From Fact to Judgment: Investigating the Impact of Task Framing on LLM Conviction in Dialogue Systems

Official implementation of "From Fact to Judgment: Investigating the Impact of Task Framing on LLM Conviction in Dialogue Systems" (IWSDS 2026).

Authors: Parisa Rabbani, Nimet Beyza Bozdag, Dilek Hakkani-Tür
Affiliation: University of Illinois Urbana-Champaign

TL;DR

We show that reframing a factual query into a conversational judgment task—asking "Is this speaker correct?" instead of "Is this statement correct?"—significantly alters LLM judgment.
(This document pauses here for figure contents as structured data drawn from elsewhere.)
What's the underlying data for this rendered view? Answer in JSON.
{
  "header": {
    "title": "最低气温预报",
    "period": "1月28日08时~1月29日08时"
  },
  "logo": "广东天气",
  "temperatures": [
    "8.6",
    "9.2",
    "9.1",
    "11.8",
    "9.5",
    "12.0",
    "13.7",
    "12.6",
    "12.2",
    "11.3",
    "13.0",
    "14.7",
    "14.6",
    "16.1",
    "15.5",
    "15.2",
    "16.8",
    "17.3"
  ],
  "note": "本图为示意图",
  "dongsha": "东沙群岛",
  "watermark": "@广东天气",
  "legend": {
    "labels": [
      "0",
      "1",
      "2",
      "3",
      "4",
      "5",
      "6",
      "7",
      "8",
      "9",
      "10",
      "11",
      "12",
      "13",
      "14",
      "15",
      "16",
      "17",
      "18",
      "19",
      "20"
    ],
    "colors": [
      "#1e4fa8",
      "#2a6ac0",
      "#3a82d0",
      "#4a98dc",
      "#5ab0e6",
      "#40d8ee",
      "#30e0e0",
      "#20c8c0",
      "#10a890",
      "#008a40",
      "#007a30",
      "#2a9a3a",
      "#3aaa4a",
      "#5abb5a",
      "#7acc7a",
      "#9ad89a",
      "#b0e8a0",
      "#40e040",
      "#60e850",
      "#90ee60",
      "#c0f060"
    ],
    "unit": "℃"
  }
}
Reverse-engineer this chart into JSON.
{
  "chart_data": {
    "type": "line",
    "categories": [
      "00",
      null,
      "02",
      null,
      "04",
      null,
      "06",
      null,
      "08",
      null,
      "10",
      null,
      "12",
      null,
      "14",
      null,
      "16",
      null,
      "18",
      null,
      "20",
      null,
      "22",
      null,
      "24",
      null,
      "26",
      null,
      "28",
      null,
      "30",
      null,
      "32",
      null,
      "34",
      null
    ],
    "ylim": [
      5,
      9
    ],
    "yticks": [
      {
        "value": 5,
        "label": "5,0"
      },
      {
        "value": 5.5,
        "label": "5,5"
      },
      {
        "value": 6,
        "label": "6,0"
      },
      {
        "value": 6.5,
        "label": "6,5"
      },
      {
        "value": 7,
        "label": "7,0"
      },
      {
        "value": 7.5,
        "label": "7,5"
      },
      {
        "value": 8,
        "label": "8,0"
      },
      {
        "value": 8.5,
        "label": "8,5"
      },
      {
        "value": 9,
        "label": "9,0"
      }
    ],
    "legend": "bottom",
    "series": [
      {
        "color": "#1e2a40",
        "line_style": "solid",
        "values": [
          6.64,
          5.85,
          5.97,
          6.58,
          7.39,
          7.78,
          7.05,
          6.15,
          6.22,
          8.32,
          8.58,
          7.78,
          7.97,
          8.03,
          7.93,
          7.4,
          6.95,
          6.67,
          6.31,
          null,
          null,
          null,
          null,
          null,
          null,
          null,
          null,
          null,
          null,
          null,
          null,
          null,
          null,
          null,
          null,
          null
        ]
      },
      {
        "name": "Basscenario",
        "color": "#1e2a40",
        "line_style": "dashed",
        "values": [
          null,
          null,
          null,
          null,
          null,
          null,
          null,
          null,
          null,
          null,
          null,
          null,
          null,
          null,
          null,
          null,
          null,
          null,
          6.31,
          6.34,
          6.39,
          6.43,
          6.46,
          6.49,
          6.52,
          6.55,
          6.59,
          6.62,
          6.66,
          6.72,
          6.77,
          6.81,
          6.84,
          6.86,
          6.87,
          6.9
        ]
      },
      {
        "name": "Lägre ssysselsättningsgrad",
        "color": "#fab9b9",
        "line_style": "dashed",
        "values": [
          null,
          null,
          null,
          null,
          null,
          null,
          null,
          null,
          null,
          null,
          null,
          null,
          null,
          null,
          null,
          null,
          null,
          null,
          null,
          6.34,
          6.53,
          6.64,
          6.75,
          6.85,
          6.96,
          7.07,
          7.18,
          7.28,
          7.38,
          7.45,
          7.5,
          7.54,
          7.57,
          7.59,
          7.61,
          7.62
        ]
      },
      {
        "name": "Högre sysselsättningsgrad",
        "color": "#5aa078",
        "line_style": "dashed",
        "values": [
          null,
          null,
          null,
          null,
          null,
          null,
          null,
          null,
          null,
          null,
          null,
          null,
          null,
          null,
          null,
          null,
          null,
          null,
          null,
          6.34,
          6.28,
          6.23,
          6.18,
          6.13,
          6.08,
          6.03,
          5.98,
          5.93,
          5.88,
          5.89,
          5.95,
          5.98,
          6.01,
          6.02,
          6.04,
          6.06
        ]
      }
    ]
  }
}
This reveals sycophantic or overly-critical behaviors, with an average 9.24% performance change across models.

Abstract

LLMs are increasingly employed as judges across a variety of tasks, including those involving everyday social interactions. Yet, it remains unclear whether such LLM-judges can reliably assess tasks that require social or conversational judgment. We investigate how an LLM's conviction is changed when a task is reframed from a direct factual query to a Conversational Judgment Task (CJT). Our evaluation framework contrasts the model's performance on direct factual queries with its assessment of a speaker's correctness when the same information is presented within a minimal dialogue. Furthermore, we apply pressure in the form of a simple rebuttal to both conditions. Our findings show that while some models like GPT-4o-mini reveal sycophantic tendencies under social framing tasks, others like Llama-8B-Instruct become overly-critical.

Key Results

Table 2: Performance on C1 (Factual) vs C2 (Conversational) Conditions

Model	C1-True Statement	C1-False Statement	C1 Avg	C2-Correct Speaker	C2-Incorrect Speaker	C2 Avg
GPT-4o Mini	60.2	80.3	70.2	75.1 (🟢+14.9)	67.3 (🔴-13.0)	71.2
Mistral Small 3	56.6	90.4	73.5	75.4 (🟢+18.8)	78.5 (🔴-11.9)	77.0
Gemma 3 12B	73.6	75.9	74.8	84.4 (🟢+10.8)	64.4 (🔴-11.5)	74.4
Llama 3.2 3B	35.0	79.7	57.4	37.0 (🟢+2.0)	77.8 (🔴-1.9)	57.4
Llama 3.1 8B	31.3	83.5	57.4	25.7 (🔴-5.6)	85.5 (🟢+2.0)	55.6

Key Finding: Conversational framing creates an asymmetric effect—models become more likely to agree with speakers, boosting accuracy on "correct speaker" tasks but harming it on "incorrect speaker" tasks.

Installation

# Clone the repository
git clone https://github.com/LadyPary/llm-conversational-judgment.git
cd llm-conversational-judgment

# Create virtual environment
python -m venv venv
source venv/bin/activate  # On Windows: venv\Scripts\activate

# Install dependencies
pip install -r requirements.txt

API Setup

This project uses OpenRouter for unified access to multiple LLM providers.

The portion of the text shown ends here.